Vettel: „Die Lücke war da, es war also kein Übermut. Im Gegenteil: Ich hätte die Kurve bekommen, die Autos vor mir waren nur ein bisschen zu langsam.“ Die Schuld wollte er aber nicht auf andere abwälzen. „Nico vorne kann nichts dafür, weil er nicht die ganze Zeit im Rückspiegel sehen kann, was hinter ihm abgeht“, so Vettel, der das Startprozedere noch einmal aus seiner Sicht schilderte.

„Es geht um Bruchteile von Sekunden, man hat nicht lange Zeit für links oder rechts und um den Bremspunkt zu finden. Viel passiert aus dem Bauch heraus und es gibt sehr viel zu tun in diesem kurzen Zeitfenster.“ Vettel: „Das ist die Kunst. Normalerweise gelingt das auch. Aber am Sonntag hat es eben nicht geklappt, mir ist der Platz ausgegangen und es hat geknallt.“
Pro und Contra: Fährt Vettel am Start zu aggressiv?

Unfallgegner Rosberg reif er gleich danach an und erklärte ihm seine Sicht. Allgemein wollte Vettel das Thema aber zu den Akten legen – „es gibt da nicht mehr viel zu analysieren“ – und lieber nach vorne schauen: Denn auf den Auftritt in Japan freut sich der Deutsche ungemein. Und das nicht nur, weil Ferrari wie schon zuletzt in Malaysia ein paar neue Teile im Gepäck hat.

Vorfreude auf Suzuka und 2017

„Die Strecke ist einfach fantastisch, es ist meine Lieblingsstrecke“, schwärmte Vettel von Suzuka. „Der Spaßfaktor beim Fahren ist extrem hoch, gerade der erste Sektor geht eigentlich kaum besser.
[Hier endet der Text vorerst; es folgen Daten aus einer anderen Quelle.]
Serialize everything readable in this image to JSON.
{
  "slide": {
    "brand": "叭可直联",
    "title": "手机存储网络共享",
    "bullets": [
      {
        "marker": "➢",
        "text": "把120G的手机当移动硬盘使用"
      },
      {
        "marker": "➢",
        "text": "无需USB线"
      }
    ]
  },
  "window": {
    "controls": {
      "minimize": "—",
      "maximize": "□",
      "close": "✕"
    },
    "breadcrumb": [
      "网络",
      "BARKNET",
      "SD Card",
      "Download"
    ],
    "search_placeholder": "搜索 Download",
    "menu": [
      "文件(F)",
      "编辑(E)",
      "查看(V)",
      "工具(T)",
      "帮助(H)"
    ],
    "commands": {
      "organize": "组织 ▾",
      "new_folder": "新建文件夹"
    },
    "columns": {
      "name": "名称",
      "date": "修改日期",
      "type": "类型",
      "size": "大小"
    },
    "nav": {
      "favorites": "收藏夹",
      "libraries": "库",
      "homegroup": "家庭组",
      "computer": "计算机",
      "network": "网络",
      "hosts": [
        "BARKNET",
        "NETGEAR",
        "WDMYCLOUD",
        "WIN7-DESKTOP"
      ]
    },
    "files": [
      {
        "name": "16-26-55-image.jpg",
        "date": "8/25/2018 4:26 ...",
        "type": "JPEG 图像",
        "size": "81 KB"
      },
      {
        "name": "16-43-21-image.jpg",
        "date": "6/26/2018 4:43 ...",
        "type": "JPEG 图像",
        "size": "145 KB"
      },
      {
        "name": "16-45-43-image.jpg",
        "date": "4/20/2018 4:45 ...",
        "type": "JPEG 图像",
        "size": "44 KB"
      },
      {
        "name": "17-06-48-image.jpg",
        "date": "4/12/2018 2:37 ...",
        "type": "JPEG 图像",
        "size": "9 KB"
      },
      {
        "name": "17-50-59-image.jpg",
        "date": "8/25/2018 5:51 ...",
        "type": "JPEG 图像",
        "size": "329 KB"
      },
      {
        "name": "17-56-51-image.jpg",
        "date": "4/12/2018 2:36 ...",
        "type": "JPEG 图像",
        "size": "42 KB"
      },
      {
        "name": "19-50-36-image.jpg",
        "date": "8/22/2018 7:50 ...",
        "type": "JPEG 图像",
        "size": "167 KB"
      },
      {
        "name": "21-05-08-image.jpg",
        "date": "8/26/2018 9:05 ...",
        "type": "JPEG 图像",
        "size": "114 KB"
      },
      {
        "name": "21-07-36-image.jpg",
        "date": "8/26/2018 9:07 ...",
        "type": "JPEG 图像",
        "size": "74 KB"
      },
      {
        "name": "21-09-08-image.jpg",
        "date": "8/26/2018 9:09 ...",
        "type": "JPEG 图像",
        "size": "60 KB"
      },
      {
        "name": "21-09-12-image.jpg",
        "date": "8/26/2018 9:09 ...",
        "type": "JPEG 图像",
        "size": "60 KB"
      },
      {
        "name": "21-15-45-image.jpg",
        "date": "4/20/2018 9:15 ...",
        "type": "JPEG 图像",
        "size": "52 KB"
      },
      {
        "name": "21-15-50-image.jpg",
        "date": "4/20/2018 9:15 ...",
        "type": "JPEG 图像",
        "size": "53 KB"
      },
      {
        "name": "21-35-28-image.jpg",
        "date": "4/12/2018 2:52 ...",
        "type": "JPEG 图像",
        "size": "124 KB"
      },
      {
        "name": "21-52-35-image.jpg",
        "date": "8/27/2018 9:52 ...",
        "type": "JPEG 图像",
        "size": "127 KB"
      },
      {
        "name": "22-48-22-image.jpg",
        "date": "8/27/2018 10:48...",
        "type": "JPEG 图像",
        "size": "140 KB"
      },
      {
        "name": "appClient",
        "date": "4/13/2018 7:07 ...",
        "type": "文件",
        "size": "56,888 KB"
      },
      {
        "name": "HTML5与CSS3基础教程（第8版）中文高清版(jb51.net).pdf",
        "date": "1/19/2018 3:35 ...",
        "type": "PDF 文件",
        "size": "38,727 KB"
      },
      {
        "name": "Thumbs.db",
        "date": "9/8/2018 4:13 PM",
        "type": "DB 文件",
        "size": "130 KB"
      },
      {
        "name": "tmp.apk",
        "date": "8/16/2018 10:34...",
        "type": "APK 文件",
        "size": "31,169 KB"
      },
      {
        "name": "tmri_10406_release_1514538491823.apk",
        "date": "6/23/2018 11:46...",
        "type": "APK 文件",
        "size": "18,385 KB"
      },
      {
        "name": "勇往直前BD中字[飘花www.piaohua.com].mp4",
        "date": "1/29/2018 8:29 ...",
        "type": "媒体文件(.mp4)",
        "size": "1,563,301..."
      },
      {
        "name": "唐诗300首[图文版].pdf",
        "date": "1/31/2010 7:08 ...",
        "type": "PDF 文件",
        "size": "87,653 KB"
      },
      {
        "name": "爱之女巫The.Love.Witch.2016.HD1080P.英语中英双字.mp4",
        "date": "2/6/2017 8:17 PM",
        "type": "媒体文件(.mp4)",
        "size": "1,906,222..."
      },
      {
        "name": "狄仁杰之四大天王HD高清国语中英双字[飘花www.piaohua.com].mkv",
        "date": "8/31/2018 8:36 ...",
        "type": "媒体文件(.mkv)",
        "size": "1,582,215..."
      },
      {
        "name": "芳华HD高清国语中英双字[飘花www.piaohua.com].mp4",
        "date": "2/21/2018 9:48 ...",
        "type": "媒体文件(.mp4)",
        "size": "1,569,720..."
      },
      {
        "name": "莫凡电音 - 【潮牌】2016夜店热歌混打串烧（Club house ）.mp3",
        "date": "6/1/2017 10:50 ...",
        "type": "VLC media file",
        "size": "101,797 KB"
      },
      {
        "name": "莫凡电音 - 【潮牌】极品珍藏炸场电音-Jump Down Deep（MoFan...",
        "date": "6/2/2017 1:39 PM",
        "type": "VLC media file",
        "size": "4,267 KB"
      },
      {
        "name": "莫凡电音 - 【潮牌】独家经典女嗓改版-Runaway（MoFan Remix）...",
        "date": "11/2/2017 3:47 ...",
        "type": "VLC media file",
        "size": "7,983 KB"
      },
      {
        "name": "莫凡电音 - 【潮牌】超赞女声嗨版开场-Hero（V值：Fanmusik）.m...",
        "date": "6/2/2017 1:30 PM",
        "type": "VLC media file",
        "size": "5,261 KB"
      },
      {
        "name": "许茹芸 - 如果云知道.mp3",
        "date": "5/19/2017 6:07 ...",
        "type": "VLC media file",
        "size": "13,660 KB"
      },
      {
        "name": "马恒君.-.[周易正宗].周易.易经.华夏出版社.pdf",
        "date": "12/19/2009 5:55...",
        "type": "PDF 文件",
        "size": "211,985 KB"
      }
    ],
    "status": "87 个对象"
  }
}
Dort wird man sich so richtig der Kräfte bewusst, die in der Formel 1 auf einen einwirken“, meinte der Ferrari-Star. „Außerdem ist es die Zeit des Jahres, wo man das Auto unter sich wirklich spürt und merkt, was es kann.“

Vettel freut sich auf Suzuka, die Fans sich auf ihn...

Zwar räumte Vettel ein, dass Ferrari insgesamt noch nicht da steht, wo das Team gerne wäre. „Aber trotzdem wollen wir hier alles rausholen und in der Konstrukteurs-Wertung den Spieß langsam wieder umdrehen.“ Auch wenn der Deutsche die Saison 2016 noch nicht abgeschrieben hat, geht der Blick fünf Rennen vor Schluss natürlich schon nach vorne auf 2017: „Ich habe ein gutes Gefühl. Keiner weiß zwar, wo der andere steht und ob man den richtigen Weg eingeschlagen hat. Aber ich bin sehr zuversichtlich.“

Vettel: „Bei uns im Team passiert hinter den Kulissen unheimlich viel.“ Die Umstrukturierungen nach dem Abgang von Technikchef James Allison seien dabei „nicht negativ behaftet. Sondern auch Chance und Ansporn. Die Stimmung im Team ist momentan jedenfalls sehr positiv.“ Allein: „Ob die Früchte dafür nächstes Jahr schon am Baum hängen, wird sich erst dann zeigen“, sagte Vettel.